Al mismo tiempo, la pandemia ha puesto también de relieve la entrega y la generosidad de agentes sanitarios, voluntarios, trabajadores y trabajadoras, sacerdotes, religiosos y religiosas que, con profesionalidad, abnegación, sentido de responsabilidad y amor al prójimo han ayudado, cuidado, consolado y servido a tantos enfermos y a sus familiares. Una multitud silenciosa de hombres y mujeres que han decidido mirar esos rostros, haciéndose cargo de las heridas de los pacientes, que sentían prójimos por el hecho de pertenecer a la misma familia humana.

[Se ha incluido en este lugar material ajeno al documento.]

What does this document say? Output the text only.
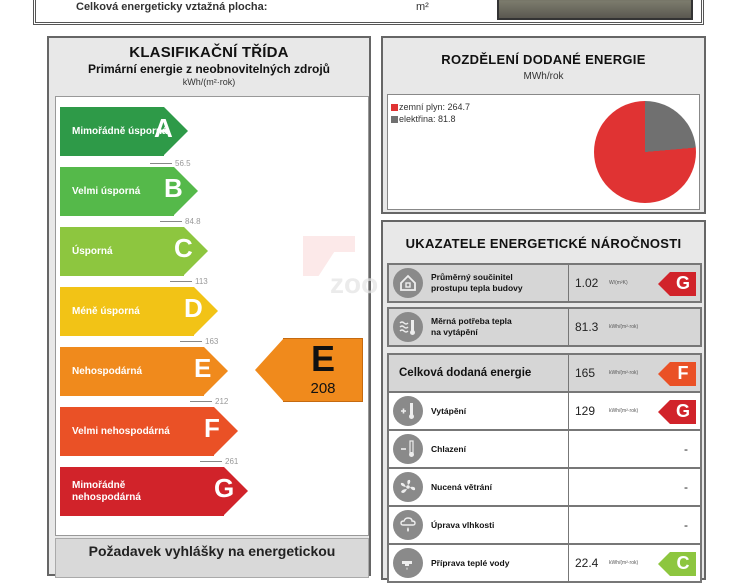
Celková energeticky vztažná plocha:	m²
KLASIFIKAČNÍ TŘÍDA
Primární energie z neobnovitelných zdrojů
kWh/(m²·rok)
Mimořádně úsporná
A
56.5
Velmi úsporná B
84.8
Úsporná	C
113
Méně úsporná	D
163
Nehospodárná	E
212
Velmi nehospodárná	F
261
Mimořádně nehospodárná	G
E
208
Požadavek vyhlášky na energetickou
ROZDĚLENÍ DODANÉ ENERGIE
MWh/rok
zemní plyn: 264.7
elektřina: 81.8
zoo
UKAZATELE ENERGETICKÉ NÁROČNOSTI
Průměrný součinitel
prostupu tepla budovy	1.02	W/(m²K)	G
Měrná potřeba tepla
na vytápění	81.3	kWh/(m²·rok)
Celková dodaná energie	165	kWh/(m²·rok)	F
Vytápění	129	kWh/(m²·rok)	G
Chlazení	-
Nucená větrání	-
Úprava vlhkosti	-
Příprava teplé vody	22.4	kWh/(m²·rok)	C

La cercanía, de hecho, es un bálsamo muy valioso, que brinda apoyo y consuelo a quien sufre en la enfermedad. Como cristianos, vivimos la projimidad como expresión del amor de Jesucristo, el buen Samaritano, que con compasión se ha hecho cercano a todo ser humano, herido por el pecado. Unidos a Él por la acción del Espíritu Santo, estamos llamados a ser misericordiosos como el Padre y a amar, en particular, a los hermanos enfermos, débiles y que sufren (cf. Jn 13,34-35). Y vivimos esta cercanía, no sólo de manera personal, sino también de forma comunitaria: en efecto, el amor fraterno en Cristo genera una comunidad capaz de sanar, que no abandona a nadie, que incluye y acoge sobre todo a los más frágiles.
A este respecto, deseo recordar la importancia de la solidaridad fraterna, que se expresa de modo concreto en el servicio y que puede asumir formas muy diferentes, todas orientadas a sostener al prójimo. «Servir significa cuidar a los frágiles de nuestras familias, de nuestra sociedad, de nuestro pueblo» (Homilía en La Habana, 20 septiembre 2015).
En este compromiso cada uno es capaz de «dejar de lado sus búsquedas, afanes, deseos de omnipotencia ante la mirada concreta de los más frágiles. […] El servicio siempre mira el rostro del hermano, toca su carne, siente su projimidad y hasta en algunos casos la "padece" y busca la promoción del hermano. Por eso nunca el servicio es ideológico, ya que no se sirve a ideas, sino que se sirve a personas» (ibíd.).